Terlepas siapa yang bersalah atau tidak, mestinya kedua belah pihak saling menghargai.  Kata ‘perang’ yang sekilas saya baca dari beberapa media di tanah air bagi saya begitu mengerikan, karena menurut perang seperti apapun akan menyengsarakan masyarakat.  Memutuskan hubungan juga menurut saya bukan pilihan.  Kalau opsi ini diambil yang pertama harus dilakukan pemerintah adalah menyediakan lapangan kerja bagi 2 juta lebih TKI yang saat ini mengadu nasib di Malaysia. Banyak pendapat yang menyayangkan mengapa banyak TKI berdatangan ke negeri tetangga ini walaupun terdapat kasus-kasus kekerasan yang terjadi pada beberapa TKI.  Jawabannya adalah mereka mencari penghidupan yang lebih baik, yg sulit mereka dapatkan di kampung halamannya. Setidaknya ini jawaban yang saya peroleh ketika bertanya kepada mereka.

Memutuskan hubungan juga berarti mengurangi/meniadakan kunjungan wisata dari warga Malaysia dan warga negara lain ke tanah air.  Bandung adalah tempat favorit orang-orang Malaysia untuk berbelanja dan berwisata kuliner.  Di samping itu, tidak sedikit mahasiswa asing yang sedang studi di Malaysia berwisata ke tanah air.  Perhimpunan mahasiswa internasional di kampus kami misalnya, pada 16-19 Sept ini akan mengadakan wisata ke Jakarta dan beberapa kota lain.  Sebelumnya beberapa orang China dan Thailand, mahasiswa Biosains, mengunjungi Bali disusul rombongan mahasiswa Iran dan keluarganya yang mengunjungi Jakarta.  Tidak sedikit juga masyarakat Indonesia yang berkunjung ke Penang dan Melaka untuk berobat.  Tidak sedikit juga orang tua yang mengirimkan anaknya studi di sini dengan berbagai pertimbangan.

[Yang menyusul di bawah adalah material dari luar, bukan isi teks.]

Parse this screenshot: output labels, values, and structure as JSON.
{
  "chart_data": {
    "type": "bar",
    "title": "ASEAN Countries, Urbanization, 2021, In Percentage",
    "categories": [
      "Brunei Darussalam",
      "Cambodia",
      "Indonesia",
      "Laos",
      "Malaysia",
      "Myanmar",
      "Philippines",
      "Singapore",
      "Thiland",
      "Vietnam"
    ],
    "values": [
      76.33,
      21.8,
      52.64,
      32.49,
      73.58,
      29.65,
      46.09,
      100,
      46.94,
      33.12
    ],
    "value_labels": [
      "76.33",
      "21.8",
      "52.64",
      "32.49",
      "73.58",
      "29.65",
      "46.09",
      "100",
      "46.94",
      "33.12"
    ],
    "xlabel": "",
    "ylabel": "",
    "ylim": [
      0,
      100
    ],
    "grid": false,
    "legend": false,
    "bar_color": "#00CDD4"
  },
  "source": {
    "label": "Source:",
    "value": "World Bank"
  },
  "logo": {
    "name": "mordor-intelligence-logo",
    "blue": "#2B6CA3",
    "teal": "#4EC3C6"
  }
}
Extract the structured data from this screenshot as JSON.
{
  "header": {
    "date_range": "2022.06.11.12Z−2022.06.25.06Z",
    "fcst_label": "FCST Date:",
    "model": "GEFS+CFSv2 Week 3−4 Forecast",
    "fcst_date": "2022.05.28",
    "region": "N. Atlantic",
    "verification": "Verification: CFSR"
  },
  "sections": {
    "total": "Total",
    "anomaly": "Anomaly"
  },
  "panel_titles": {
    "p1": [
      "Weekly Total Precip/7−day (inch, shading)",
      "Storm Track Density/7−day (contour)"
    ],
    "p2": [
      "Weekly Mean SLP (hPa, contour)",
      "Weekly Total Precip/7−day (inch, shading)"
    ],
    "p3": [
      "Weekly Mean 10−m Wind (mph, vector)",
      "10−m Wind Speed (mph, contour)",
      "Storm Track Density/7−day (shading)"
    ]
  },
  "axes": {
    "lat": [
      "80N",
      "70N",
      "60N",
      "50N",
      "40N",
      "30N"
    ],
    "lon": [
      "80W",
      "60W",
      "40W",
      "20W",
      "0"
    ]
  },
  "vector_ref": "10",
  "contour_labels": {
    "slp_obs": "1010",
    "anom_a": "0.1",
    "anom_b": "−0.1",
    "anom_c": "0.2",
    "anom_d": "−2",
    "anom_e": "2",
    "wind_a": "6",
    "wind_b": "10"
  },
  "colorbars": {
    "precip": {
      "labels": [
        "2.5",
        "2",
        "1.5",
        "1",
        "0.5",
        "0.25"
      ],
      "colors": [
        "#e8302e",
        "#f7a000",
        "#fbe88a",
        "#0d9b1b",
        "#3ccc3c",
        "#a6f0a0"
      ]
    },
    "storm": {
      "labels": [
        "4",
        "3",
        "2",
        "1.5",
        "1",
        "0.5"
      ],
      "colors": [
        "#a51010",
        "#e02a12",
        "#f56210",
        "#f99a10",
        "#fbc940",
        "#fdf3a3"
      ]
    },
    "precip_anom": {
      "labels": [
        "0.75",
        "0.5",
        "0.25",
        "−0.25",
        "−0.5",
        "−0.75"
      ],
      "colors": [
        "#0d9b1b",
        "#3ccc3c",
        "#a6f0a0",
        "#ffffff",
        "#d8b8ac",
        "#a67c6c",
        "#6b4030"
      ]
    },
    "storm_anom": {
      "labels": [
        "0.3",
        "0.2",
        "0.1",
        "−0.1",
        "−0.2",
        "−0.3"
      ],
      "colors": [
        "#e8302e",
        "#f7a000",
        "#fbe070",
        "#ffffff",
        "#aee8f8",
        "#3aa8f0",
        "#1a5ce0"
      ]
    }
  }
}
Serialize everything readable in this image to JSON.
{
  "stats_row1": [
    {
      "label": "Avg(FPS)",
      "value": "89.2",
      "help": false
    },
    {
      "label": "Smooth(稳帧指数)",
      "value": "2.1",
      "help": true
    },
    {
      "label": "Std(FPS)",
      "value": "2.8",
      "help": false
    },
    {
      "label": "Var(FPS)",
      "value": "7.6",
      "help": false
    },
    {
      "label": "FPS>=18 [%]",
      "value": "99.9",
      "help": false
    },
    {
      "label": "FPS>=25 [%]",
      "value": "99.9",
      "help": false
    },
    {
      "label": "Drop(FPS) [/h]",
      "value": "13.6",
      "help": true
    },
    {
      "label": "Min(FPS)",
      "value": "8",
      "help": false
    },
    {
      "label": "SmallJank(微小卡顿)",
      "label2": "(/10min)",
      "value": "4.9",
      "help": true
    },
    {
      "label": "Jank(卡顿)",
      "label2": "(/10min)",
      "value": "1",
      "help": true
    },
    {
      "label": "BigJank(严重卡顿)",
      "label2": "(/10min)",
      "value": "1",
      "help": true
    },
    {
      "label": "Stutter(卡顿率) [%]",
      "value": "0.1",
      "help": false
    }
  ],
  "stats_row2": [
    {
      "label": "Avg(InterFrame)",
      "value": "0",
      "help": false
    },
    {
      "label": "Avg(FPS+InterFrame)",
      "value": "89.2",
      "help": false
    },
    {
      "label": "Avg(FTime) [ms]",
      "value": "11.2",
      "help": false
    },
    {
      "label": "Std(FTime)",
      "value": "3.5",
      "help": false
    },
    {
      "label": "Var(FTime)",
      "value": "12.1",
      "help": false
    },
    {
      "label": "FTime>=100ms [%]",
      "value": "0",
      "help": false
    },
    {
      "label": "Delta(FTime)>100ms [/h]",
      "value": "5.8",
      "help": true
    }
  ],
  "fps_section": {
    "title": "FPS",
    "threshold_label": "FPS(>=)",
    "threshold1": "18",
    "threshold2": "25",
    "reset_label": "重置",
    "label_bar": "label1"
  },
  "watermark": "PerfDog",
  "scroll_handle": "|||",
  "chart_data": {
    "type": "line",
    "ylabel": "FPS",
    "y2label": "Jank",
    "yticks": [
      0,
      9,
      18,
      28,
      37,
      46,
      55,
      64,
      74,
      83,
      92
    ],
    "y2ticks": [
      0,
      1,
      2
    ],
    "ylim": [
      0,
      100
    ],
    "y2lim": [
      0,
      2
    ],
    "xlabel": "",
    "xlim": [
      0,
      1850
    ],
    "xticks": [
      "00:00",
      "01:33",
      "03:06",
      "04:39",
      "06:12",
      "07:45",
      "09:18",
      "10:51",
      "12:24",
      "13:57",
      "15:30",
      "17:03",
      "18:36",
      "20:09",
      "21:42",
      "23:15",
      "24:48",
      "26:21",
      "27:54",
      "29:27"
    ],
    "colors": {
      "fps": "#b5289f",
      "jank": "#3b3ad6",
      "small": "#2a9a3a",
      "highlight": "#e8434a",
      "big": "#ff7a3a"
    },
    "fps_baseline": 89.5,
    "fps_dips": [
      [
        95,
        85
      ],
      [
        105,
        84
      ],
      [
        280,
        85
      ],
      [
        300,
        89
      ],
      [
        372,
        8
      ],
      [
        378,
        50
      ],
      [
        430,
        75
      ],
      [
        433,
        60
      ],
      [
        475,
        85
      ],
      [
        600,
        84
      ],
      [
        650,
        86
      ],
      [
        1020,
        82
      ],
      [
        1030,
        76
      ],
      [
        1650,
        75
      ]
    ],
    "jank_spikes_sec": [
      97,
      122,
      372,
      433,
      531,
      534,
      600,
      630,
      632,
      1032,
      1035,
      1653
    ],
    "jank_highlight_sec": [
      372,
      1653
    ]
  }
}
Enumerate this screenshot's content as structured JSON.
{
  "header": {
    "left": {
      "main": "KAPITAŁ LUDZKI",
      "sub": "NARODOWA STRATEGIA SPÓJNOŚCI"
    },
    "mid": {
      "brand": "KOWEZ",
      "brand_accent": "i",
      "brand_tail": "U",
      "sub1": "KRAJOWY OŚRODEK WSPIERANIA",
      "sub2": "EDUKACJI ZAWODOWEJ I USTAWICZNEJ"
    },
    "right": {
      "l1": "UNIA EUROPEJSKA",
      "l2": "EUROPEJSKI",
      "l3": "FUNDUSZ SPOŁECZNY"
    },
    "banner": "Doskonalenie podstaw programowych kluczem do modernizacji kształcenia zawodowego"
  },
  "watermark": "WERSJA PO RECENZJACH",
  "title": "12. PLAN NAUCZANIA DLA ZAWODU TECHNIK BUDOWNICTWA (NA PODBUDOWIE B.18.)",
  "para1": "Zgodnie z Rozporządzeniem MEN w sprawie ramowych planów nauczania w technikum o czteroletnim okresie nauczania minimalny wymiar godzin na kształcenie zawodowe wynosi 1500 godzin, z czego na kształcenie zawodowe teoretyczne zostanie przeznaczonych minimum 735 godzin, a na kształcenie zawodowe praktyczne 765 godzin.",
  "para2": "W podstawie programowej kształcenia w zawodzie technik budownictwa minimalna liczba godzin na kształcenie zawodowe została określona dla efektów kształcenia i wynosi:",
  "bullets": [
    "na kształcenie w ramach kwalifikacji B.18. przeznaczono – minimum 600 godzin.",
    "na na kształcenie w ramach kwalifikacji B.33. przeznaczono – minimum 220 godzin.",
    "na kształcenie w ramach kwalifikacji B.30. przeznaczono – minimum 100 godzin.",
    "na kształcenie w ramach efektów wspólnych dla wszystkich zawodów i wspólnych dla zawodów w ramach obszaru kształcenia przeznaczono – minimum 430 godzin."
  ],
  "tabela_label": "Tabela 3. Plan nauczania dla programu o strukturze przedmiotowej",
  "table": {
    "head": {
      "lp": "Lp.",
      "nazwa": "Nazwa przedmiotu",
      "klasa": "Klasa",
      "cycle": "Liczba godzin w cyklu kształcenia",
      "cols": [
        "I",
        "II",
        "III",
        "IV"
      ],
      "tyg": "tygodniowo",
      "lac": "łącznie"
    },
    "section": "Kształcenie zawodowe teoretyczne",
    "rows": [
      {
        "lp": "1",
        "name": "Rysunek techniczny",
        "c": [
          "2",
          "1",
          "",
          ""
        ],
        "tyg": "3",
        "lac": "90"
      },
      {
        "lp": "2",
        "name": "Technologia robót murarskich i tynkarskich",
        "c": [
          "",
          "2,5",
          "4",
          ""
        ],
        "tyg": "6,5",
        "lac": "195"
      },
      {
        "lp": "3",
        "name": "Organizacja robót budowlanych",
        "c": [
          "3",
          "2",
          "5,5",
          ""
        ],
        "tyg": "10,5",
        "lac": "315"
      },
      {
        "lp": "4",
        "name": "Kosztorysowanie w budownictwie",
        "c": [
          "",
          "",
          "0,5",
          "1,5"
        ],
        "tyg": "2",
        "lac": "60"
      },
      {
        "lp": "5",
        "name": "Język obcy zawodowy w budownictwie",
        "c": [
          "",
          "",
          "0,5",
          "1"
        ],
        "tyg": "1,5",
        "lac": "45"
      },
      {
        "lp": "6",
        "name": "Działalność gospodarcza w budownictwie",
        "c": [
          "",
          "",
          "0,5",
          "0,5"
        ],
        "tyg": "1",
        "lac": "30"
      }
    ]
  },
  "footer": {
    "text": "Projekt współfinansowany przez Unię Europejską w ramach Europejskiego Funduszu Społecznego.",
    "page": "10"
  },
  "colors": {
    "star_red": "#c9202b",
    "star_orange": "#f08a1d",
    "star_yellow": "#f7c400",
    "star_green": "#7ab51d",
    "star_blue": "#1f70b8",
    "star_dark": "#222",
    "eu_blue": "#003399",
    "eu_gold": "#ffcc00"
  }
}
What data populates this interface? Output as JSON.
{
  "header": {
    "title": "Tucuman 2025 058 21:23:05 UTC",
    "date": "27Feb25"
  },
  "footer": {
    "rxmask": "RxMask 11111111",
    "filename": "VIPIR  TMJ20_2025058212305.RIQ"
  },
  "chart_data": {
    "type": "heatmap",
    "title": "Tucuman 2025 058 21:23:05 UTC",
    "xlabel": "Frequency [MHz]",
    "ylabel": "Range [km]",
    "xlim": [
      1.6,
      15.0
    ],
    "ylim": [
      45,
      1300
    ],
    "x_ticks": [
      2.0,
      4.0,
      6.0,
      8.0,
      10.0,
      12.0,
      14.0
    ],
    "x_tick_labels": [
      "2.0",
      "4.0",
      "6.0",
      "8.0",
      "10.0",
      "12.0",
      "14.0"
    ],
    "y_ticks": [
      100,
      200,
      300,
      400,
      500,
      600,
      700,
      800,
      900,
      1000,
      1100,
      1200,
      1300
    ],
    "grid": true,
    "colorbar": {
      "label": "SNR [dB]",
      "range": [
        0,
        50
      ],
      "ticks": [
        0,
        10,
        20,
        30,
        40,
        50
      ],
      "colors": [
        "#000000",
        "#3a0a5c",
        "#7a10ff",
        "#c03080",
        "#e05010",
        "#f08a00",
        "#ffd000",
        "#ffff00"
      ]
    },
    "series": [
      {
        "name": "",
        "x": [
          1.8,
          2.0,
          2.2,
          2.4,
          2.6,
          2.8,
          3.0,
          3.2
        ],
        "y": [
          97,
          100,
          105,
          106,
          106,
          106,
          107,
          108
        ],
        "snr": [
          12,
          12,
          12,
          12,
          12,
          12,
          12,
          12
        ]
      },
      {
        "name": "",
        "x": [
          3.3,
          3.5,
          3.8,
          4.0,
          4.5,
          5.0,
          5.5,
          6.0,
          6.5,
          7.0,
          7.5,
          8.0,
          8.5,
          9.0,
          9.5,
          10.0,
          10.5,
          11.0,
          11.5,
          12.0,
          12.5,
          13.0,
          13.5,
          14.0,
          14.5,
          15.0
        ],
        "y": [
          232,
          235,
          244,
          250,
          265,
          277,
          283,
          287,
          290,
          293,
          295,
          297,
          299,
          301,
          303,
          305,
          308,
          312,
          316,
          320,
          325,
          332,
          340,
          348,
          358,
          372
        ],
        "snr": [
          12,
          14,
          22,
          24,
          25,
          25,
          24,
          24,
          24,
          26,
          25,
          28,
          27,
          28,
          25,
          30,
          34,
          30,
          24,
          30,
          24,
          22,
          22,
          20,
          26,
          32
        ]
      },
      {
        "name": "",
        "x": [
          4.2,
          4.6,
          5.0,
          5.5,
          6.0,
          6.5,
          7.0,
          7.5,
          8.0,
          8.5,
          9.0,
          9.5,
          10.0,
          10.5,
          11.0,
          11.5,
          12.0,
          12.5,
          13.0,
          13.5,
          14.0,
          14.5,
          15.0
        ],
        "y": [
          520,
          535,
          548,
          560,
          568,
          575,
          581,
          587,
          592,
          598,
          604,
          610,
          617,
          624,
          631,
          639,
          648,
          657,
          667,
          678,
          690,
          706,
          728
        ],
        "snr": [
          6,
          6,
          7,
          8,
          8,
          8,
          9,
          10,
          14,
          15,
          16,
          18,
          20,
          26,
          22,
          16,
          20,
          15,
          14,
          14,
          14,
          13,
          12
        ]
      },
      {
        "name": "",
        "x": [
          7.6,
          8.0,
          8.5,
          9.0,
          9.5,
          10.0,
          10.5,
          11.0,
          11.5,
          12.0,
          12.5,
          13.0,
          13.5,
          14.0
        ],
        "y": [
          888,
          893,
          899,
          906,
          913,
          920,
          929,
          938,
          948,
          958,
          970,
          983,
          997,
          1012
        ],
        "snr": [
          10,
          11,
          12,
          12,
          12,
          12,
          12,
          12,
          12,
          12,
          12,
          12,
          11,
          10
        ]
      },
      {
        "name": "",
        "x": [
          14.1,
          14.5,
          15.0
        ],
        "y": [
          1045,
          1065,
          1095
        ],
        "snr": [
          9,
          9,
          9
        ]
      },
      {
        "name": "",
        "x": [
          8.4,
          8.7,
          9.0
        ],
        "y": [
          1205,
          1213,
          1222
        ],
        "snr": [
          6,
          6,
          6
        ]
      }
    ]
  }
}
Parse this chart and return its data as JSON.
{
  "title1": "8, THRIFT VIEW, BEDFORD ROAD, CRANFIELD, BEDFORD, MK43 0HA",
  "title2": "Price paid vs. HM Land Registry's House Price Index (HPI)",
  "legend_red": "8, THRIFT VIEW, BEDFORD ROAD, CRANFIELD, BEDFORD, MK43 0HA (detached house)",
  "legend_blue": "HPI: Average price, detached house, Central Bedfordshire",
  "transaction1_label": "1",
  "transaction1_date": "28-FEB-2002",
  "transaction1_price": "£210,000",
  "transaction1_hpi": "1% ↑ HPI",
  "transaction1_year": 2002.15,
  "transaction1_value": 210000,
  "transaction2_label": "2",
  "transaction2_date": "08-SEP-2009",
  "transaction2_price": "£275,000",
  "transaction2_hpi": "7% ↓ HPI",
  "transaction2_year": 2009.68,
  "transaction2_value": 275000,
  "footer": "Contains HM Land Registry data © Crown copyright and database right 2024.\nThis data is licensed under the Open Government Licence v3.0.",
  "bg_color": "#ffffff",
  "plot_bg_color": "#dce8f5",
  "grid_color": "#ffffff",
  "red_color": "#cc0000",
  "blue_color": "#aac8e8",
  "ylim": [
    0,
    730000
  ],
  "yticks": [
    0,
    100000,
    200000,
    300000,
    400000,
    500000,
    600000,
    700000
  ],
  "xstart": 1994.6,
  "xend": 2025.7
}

Dalam hidup bertetangga sangat diperlukan toleransi dan saling membantu.  Hidup akan lebih nyaman jika memiliki hubungan yang baik dengan tetangga.  Doa saya pada bulan Agustus lalu dimana Indonesia dan Malaysia merayakan kemerdekaannya adalah “Semoga kedua Negara ini semakin rukun, saling menghormati dan saling menghargai”.